Yesterday evening, Dianna and I had somewhere to go, so Bob had to put the turkeys and chickens away.  He didn't say anything about the birds when we got home, so we presumed all was well.  Just before he went upstairs to bed, he stopped and asked me,  "How many chickens do you have?"

"Twelve," I replied.

"I think King Louis might be missing, then," he said.

I went out to the chicken coop, and there were eleven hens, but no rooster.  Dianna and I took flashlights and looked all over the yard, but we could find no rooster.  At that point, I knew he was dead, because King Louis loved his hens, and would never leave them.  If somehow he got left out of the chicken coop after it was closed,  he would have been perched on it or next to it, trying to be as close to his hens as possible.

This morning we looked for King Louis again once it got light.  He was nowhere to be found, and there was neither blood nor a suspicious trail of feathers to be found.  (These would be signs of a fox or raccoon attack.)  This leads us to believe that the pair of Red-Tail Hawks that was hanging around and watching the chickens finally took action.  Red-Tails are, after all, also called Chicken Hawks.

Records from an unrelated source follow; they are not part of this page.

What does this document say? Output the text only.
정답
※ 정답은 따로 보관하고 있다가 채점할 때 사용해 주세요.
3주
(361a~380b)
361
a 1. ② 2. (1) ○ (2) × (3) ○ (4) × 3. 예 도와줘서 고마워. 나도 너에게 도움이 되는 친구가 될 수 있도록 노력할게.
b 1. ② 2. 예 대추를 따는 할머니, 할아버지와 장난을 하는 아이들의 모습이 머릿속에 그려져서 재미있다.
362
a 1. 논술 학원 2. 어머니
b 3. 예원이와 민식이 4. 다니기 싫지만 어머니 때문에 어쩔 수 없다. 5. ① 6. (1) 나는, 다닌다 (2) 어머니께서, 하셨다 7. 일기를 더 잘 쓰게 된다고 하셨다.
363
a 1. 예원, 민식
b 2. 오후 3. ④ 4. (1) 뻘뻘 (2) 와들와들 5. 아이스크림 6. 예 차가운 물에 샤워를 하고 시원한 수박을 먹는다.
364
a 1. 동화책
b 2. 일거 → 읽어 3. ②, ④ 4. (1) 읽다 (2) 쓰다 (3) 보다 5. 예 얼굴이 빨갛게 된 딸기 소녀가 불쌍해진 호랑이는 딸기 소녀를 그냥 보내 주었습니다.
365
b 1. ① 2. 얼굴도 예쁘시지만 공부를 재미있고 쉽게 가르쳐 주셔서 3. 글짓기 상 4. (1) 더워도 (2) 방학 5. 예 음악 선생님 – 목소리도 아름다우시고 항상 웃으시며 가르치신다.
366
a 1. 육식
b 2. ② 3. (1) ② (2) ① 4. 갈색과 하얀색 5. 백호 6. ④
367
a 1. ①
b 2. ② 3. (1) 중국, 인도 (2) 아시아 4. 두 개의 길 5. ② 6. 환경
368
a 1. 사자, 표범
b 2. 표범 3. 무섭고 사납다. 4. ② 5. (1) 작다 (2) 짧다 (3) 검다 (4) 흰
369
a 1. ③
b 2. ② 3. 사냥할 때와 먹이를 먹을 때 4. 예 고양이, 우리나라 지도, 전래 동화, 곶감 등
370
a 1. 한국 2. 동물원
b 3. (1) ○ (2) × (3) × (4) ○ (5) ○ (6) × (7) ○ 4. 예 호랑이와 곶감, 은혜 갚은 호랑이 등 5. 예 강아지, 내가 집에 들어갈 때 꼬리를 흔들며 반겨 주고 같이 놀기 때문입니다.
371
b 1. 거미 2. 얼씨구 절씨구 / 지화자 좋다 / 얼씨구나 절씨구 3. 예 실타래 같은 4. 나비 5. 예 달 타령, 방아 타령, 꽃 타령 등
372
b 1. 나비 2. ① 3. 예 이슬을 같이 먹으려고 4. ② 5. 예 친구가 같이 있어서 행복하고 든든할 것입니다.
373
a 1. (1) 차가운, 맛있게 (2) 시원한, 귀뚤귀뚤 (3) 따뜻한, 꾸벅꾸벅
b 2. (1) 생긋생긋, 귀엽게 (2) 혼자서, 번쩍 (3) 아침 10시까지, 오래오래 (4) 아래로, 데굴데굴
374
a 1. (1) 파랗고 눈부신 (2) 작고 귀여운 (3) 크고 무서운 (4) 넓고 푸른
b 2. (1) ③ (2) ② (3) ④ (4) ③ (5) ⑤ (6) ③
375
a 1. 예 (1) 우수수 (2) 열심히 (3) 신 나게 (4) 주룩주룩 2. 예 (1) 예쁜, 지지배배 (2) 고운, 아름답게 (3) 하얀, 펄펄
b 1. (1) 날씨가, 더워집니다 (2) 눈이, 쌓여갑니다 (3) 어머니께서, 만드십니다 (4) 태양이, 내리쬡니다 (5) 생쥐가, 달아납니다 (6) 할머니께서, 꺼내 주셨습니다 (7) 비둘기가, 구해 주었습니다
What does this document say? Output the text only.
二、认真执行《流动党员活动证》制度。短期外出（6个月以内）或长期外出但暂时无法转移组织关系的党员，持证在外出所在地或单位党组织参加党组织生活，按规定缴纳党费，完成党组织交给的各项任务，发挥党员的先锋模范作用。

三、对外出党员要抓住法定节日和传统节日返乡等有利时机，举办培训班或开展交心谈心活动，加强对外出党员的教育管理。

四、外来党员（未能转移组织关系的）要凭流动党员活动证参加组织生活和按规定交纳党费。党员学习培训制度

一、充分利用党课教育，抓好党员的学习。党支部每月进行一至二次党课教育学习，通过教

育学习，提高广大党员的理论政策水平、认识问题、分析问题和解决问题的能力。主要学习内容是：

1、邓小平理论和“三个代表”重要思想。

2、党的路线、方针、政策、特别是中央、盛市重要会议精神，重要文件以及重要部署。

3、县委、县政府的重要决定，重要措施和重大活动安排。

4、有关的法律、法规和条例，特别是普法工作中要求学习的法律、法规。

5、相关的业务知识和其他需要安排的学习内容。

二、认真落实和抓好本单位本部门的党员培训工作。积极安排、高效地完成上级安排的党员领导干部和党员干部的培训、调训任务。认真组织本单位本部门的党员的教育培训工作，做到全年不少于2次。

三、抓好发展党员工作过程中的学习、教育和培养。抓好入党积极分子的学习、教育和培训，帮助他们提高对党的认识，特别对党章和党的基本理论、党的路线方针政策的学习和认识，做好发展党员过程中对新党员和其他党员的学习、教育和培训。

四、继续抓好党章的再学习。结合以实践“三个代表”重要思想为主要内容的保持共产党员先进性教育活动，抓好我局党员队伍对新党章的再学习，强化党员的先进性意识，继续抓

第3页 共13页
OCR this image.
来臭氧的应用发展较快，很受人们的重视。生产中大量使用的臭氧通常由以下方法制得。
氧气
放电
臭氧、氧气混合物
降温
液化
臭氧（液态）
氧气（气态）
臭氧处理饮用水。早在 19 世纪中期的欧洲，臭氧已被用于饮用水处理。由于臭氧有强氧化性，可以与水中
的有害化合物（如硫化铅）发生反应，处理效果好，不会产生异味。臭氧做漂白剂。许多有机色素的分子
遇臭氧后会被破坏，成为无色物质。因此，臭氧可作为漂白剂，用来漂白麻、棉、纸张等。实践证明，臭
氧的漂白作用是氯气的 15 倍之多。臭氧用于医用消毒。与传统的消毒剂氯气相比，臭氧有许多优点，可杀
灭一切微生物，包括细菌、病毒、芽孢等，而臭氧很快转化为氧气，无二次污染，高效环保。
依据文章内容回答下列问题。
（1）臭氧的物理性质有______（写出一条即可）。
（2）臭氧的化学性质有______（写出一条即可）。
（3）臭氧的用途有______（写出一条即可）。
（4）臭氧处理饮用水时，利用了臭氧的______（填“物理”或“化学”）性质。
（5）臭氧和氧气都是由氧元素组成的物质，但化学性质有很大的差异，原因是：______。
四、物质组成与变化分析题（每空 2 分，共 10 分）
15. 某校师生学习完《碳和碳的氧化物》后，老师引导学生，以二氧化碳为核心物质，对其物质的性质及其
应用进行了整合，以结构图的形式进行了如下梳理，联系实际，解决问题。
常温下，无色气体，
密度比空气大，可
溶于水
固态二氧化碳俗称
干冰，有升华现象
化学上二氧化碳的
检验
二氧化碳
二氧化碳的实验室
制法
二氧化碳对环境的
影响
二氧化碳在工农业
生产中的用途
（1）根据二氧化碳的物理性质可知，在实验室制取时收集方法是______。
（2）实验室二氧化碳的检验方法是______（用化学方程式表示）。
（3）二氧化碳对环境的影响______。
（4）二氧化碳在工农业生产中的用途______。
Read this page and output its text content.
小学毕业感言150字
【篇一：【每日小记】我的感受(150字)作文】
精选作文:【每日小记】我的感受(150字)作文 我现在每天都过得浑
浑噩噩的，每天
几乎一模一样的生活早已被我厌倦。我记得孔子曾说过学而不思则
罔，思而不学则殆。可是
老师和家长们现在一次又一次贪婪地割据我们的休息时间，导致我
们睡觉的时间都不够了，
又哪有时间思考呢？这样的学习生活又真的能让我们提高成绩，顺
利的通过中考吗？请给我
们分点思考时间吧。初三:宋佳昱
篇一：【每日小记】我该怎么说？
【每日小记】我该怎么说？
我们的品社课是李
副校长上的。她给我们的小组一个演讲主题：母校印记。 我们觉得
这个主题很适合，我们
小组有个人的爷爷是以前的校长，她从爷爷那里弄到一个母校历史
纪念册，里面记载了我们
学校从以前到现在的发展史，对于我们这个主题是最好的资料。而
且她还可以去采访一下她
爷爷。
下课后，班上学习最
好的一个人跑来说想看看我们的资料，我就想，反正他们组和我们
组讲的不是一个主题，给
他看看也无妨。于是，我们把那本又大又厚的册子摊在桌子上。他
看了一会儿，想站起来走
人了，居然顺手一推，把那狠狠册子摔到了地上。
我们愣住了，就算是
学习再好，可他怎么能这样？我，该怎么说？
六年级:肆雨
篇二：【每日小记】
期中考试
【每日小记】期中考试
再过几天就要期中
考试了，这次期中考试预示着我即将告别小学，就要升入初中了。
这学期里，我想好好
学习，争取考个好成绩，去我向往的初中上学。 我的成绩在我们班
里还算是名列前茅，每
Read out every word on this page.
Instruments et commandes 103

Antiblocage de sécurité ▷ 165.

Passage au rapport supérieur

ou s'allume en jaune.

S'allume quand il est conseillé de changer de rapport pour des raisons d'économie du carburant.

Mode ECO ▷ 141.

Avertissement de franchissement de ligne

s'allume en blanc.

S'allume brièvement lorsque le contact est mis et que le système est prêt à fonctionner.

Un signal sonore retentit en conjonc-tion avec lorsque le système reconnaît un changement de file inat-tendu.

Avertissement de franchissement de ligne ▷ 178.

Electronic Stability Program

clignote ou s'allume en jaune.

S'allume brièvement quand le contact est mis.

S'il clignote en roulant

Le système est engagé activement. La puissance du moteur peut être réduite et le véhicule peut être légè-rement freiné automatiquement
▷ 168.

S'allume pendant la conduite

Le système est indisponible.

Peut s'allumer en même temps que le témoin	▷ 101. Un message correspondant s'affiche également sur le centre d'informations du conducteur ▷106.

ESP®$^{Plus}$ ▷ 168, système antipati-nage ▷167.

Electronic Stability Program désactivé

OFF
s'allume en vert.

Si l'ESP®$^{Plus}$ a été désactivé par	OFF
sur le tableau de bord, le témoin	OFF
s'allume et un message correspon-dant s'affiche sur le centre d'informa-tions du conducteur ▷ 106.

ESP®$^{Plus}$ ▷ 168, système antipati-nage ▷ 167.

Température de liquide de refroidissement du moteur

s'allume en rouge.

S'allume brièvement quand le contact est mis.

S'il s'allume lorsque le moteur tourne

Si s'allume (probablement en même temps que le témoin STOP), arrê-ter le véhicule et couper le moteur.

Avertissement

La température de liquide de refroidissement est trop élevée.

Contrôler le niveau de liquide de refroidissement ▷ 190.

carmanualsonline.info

Although King Louis was a real terrorist, he really cared for his flock.  Every time he attacked me, it was only because he thought his hens were in danger.  Recently, Louis and I were starting to come to understand each other.  I was learning what to do to avoid provoking him.  I suppose I can use such lessons on a future rooster, but I wish I could still practice with Louis.  I'm surprised how much I'm missing him.